I tried to cover all the paths in ggml_cpy, but there are a lot of them and only a few are hit in llama.cpp, so I have not tested every single one.
Perplexity (bs=512):
MASTER: perf_total_per_op_us[ CPY] = 309.170 ms
PR: perf_total_per_op_us[ CPY] = 132.353 ms
LoRA (quantize):
MASTER: perf_total_per_op_us[ CPY] = 45.780 ms
PR: perf_total_per_op_us[ CPY] = 5.255 ms
I'm barely seeing an improvement (AVX2, 4 cores). This is about the run time of llama_apply_lora_from_file_internal, right?
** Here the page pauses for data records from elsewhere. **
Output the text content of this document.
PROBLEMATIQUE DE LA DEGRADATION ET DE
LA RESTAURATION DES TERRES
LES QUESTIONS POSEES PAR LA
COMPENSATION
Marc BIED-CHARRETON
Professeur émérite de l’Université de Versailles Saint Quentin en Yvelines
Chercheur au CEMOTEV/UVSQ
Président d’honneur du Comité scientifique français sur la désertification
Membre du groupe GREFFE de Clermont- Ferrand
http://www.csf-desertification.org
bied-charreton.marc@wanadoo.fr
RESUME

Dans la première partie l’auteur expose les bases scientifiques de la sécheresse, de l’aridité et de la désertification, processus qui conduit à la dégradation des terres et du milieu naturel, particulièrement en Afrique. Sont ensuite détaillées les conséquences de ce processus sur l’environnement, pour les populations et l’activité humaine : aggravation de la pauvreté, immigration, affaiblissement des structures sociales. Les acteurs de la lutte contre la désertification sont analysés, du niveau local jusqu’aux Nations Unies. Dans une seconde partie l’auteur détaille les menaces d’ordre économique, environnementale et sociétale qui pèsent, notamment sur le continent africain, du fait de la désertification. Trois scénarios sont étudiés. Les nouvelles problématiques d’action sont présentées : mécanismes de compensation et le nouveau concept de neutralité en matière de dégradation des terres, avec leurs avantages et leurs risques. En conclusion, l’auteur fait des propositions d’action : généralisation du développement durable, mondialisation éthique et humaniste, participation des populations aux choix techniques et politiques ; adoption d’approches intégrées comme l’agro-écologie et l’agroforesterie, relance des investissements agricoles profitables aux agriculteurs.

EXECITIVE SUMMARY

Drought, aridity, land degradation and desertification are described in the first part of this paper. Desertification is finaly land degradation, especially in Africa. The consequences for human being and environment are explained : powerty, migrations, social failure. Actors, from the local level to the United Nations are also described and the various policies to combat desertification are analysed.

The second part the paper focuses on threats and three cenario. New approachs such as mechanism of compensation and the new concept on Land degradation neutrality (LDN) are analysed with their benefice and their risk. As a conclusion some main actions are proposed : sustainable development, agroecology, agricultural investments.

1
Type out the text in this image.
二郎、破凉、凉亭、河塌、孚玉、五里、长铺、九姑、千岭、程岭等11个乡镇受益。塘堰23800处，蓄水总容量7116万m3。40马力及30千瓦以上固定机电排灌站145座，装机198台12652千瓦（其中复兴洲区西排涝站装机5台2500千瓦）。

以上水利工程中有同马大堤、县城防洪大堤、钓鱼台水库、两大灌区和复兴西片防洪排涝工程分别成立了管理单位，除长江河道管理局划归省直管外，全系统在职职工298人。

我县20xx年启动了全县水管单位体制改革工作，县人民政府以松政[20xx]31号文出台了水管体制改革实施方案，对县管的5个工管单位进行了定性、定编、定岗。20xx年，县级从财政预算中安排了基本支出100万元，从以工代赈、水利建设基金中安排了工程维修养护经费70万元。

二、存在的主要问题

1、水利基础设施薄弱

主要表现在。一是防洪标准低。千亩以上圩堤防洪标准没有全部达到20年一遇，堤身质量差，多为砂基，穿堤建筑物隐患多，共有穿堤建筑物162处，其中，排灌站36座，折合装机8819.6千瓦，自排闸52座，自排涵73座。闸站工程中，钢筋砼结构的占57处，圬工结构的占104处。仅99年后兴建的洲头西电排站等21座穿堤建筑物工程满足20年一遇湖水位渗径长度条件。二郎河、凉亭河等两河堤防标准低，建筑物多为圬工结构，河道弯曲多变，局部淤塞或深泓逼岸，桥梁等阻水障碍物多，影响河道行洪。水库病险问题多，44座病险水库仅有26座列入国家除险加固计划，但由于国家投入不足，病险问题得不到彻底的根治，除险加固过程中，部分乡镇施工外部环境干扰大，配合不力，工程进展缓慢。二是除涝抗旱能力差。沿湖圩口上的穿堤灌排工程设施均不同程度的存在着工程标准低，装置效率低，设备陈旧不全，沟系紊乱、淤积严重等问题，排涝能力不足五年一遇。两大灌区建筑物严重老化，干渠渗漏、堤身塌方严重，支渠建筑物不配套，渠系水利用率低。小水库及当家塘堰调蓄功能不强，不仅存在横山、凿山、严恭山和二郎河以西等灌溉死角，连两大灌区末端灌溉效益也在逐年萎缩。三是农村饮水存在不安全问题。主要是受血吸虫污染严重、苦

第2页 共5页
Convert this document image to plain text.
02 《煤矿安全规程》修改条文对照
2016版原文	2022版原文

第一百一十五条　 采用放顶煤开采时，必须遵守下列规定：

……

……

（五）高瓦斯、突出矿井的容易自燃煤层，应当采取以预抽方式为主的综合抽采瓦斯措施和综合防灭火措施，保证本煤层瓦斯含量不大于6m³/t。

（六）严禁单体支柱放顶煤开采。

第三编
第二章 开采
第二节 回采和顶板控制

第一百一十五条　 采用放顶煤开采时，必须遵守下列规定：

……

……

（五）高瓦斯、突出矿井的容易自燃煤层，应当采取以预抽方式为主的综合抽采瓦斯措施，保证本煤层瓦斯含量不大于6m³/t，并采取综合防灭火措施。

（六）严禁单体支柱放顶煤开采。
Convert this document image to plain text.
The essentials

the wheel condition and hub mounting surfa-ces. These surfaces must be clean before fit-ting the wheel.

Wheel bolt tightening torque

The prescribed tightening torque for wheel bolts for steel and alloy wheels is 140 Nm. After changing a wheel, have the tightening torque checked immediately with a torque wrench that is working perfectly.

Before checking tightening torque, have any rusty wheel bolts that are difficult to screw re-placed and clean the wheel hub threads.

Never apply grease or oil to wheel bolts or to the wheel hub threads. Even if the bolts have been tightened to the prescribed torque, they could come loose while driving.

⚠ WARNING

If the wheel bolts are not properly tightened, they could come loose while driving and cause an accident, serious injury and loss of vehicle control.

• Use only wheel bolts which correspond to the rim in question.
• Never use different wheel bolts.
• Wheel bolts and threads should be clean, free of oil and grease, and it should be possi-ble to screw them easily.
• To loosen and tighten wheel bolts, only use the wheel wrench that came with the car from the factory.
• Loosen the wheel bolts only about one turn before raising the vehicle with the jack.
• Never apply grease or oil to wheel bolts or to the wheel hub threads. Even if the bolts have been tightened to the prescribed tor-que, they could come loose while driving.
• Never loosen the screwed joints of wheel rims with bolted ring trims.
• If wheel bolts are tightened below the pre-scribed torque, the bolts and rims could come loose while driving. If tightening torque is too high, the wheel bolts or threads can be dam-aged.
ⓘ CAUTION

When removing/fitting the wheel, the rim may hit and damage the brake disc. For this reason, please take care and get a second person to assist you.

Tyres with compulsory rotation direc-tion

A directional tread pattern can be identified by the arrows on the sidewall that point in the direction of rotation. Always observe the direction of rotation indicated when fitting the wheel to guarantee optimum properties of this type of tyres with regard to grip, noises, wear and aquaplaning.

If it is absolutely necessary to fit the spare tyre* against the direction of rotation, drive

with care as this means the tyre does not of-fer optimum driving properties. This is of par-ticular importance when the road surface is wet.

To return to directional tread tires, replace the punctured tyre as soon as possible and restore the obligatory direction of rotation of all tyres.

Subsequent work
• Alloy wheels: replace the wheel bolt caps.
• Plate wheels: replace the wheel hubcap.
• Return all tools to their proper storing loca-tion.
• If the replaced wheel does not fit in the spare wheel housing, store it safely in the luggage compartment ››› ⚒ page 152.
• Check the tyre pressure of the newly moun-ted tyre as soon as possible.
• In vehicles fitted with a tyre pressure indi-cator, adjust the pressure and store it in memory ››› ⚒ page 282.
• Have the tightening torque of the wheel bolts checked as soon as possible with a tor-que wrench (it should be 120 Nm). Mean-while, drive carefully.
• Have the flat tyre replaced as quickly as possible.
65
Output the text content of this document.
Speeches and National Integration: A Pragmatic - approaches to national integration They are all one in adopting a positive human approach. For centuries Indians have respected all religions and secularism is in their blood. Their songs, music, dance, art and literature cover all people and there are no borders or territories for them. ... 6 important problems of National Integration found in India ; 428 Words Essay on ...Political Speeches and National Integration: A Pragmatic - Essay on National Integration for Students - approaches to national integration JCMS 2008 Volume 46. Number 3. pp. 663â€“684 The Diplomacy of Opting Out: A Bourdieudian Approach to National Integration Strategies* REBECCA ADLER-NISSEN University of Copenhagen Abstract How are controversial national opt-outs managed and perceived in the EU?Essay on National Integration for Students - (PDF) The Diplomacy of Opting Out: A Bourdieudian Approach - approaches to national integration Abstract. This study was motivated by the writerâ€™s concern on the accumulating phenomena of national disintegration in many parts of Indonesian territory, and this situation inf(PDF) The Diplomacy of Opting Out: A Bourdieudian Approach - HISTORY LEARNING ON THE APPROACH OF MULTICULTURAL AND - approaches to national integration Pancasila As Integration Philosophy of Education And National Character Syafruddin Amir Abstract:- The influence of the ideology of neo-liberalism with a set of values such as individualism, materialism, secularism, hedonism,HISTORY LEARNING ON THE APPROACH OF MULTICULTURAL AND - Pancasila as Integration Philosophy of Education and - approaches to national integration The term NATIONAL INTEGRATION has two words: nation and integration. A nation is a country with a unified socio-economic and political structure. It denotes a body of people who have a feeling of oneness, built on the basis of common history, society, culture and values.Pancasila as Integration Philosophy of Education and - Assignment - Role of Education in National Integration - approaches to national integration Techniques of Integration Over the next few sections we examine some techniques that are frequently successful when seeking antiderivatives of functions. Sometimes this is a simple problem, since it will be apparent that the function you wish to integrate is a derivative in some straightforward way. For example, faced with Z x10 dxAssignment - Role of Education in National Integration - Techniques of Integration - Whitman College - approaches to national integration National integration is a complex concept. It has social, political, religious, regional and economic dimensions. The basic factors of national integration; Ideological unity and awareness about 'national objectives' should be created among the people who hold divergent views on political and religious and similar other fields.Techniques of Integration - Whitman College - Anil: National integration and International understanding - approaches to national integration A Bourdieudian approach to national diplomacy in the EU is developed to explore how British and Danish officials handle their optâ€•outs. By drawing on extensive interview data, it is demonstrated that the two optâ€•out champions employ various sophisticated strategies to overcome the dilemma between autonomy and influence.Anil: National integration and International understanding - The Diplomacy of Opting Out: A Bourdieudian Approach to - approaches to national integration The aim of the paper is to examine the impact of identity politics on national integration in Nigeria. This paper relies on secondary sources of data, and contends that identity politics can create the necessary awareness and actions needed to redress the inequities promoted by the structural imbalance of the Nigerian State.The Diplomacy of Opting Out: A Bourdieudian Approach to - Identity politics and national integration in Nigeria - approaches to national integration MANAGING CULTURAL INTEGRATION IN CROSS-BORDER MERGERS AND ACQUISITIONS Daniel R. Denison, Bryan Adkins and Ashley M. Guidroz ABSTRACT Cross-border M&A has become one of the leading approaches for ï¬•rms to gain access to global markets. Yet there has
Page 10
Can you show exactly what command lines you use?
This path is only used when LoRA is applied using a different base model specified with --lora-base, otherwise the quantization is done in a ggml_add instead. You can use a command line similar to this one:
./main -m models/7B/ggml-model-q4_0.bin --lora lora/baize-lora-7B/ggml-adapter-model.bin --lora-base models/7B/ggml-model-f16.bin
Thanks @slaren . I'm seeing 17s on master and 16s with your PR.
Just because the SIMD optimizations were up for discussion: with quantize_row_q_reference in ggml_compute_forward_dup_f16, the difference is greater. Master 33s, this PR 20s.